Sacerdote do lar. Diariamente, pela manhã e à tarde, com minha mãe, lá estava meu pai realizando o culto familiar. O culto matinal era dividido em duas partes: a do casal de adultos e a das crianças. Para que não nos cansássemos com a lição dos adultos, apenas um texto dessa lição era lido. A maior parte do tempo ficava para a lição das crianças. Depois, ele estudava mais detalhadamente sua lição.
Mesmo estando minha mãe doente, em seus últimos dias de vida, mesmo sem que ela pudesse ouvir nada nem conhecer ninguém, ele se colocava ao lado dela, pela manhã e à tarde, cantando, meditando e orando, como se ela estivesse participando de tudo. A última coisa que fez antes de morrer foi o culto doméstico. Pediu que sua assistente fizesse isso. Leram a Bíblia, cantaram e oraram. Em seguida, ele se deitou e descansou.
Amor à leitura. Meu pai se converteu depois de ler o livro Vida de Jesus, de Ellen G. White, em alemão. Foi assinante de vários periódicos seculares e de todos os da igreja. Dizia que queria estar atualizado em tudo e, por causa disso, tinha uma rica biblioteca.
Pregador da Palavra. Pouco tempo antes de morrer, ele me entregou um pedaço de papel contendo uma sugestão de sermão com o título “A casa do meu Pai”. No esboço estavam arrolados vários textos bíblicos. Eram assim os sermões que ele pregava: apenas textos da Bíblia e, raramente, alguma anotação adicional sobre eles. O esboço cabia em 1⁄4 de folha de papel sulfite. Guardo dezenas desses esboços e, eventualmente, tenho usado alguns deles. Quando se aproximava o tempo de minha jubilação, ele com insistência me incentivava a fazer sermões novos. Era esse seu hábito e esperava que os filhos fizessem o mesmo. Eu gostava de ouvir meu pai pregar!

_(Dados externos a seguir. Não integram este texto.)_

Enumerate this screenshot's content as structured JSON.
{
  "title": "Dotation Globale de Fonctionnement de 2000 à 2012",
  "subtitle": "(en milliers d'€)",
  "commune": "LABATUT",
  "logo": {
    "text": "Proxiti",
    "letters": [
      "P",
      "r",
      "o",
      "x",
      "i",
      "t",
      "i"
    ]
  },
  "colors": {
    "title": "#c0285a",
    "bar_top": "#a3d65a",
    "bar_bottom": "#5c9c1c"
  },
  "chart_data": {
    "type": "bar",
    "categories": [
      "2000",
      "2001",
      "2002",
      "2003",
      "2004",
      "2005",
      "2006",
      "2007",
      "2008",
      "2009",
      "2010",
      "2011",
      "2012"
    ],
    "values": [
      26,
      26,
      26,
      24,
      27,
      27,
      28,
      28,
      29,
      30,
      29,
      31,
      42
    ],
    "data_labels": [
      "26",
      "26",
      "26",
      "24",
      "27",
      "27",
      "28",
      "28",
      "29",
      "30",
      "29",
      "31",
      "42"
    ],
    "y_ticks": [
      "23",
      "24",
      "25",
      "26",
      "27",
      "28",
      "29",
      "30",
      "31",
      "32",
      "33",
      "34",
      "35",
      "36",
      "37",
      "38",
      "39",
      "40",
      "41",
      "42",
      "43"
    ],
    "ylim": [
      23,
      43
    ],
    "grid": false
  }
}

Pastor incansável. Meu pai era incansável na realização de todas as atividades pastorais. Visitava regularmente os lares, dava estudos bíblicos, estava sempre disposto a servir. Mesmo após jubilar-se, participou de muitos congressos de colportagem, de jovens, retiros espirituais e pregação em várias igrejas em cidades diferentes. Segundo as anotações dele, depois de jubilado, realizou 77 semanas de oração no Brasil e em outros países.
Ao enumerar alguns pormenores da vida e do ministério de meu pai, fico a pensar no legado que ele deixou para a atual geração de pastores. Vivemos os últimos dias da história deste mundo. Cristo está voltando. Nossos pioneiros trabalharam sem as facilidades de que dispomos hoje. Não tinham telefone celular, tablets, Ipods, notebooks, muitos nem tinham automóvel. Tudo o que tinham era a Bíblia. Em alguns casos, contavam com modestos projetores de slides. Com o poder do Espírito Santo, isso bastava. Foi assim que eles levaram muitas pessoas à conversão. Estabeleceram igrejas e colégios e abriram caminho para tantas outras instituições que hoje existem. Tendo como base o legado que esses pioneiros nos deixaram, nosso desafio atual é o de exemplificarmos a lealdade, a dedicação e a excelência pastoral.